Vimy Ridge is the site of an important WWI battlefield where Canadian troops succeeded in defeating the German forces along a seven kilometer front. A white marble monument now stands at Hill 145, the highest point of the area. Canadian troops spent months preparing for an attack which took place on April 9, 1917 by digging underground tunnels through which they reached and overran the German front. Though the assault was a success, 3,598 Canadians were killed, and over 7,000 were wounded. The names of 11, 285 Canadians who lost their lives in France and have no known graves are engraved on the sides of the Vimy monument.

While the monument itself is an amazing and inspiring thing, war is not. At Vimy we were able to walk down into the tunnels under the trenches, and I shivered to think about all those young men who waited in silence in the dark for many hours, knowing that at 5:30 am on April 9th, they would be expected to run up the tunnels to the German front and bayonet anyone they found alive after a two day shelling, and possibly be killed themselves. 

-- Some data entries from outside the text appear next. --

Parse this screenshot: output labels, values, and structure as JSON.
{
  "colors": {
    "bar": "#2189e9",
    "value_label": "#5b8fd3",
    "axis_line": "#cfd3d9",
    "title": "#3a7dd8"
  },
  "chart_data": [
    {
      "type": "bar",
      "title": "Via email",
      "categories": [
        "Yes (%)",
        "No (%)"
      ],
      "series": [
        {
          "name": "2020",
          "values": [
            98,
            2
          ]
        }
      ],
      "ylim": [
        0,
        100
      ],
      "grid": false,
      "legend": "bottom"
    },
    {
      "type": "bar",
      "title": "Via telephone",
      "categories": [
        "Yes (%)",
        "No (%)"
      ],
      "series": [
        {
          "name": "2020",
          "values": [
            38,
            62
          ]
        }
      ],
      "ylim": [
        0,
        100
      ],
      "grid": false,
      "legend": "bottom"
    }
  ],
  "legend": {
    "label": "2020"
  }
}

At the In Flanders Fields Museum in Ypres, there were many displays and videos telling the stories of soldiers and officers as well as ordinary citizens who became refugees during the worst days of the First World War. There were rather graphic displays of war wound x-rays and artistic representations of what it feels like to be injured in battle, with figures composed only of skeletal spinal cords with broken, disconnected jaw bones and naked eye balls moving around.

After a couple of hours in the museum's gloomy atmosphere, where so much destruction and loss was made evident, one of my daughters said she'd had enough. I wondered at the war video games our youth play and whether they'd be so popular if the kids had any sense of the reality of war. Pictures of the beautiful buildings in Ypres' town square ablaze and reduced to rubble made me wonder how we can bear to sit still as the same kinds of things happen in Palestine, Syria, Central Africa, and other war torn places around the world. When will human beings learn that militaristic power and fear don't bring about the kind of necessary change that compassion can?
Canada Bereft
The great wars fought in Europe have forever marred the landscape and the collective consciousness of those who live where the battles raged and those who lost loved ones to conflict. Monuments like Vimy Ridge and the Meningate in Ypres where The Last Post is played every night almost run the risk of romanticizing and glorifying large-scale human conflicts. But the In Flanders Fields Museum did an amazing job of showing the human cost of war, and the many war cemeteries carved into the farmland in Northern France and the Flanders region of Belgium are constant reminders that war is not glorious, but horrible, as are the very human stories and statistics from present day war torn regions.

A field of unknown soldiers
We owe it to future generations to ensure that they get the message that war and military might are not to be glorified, but abhorred.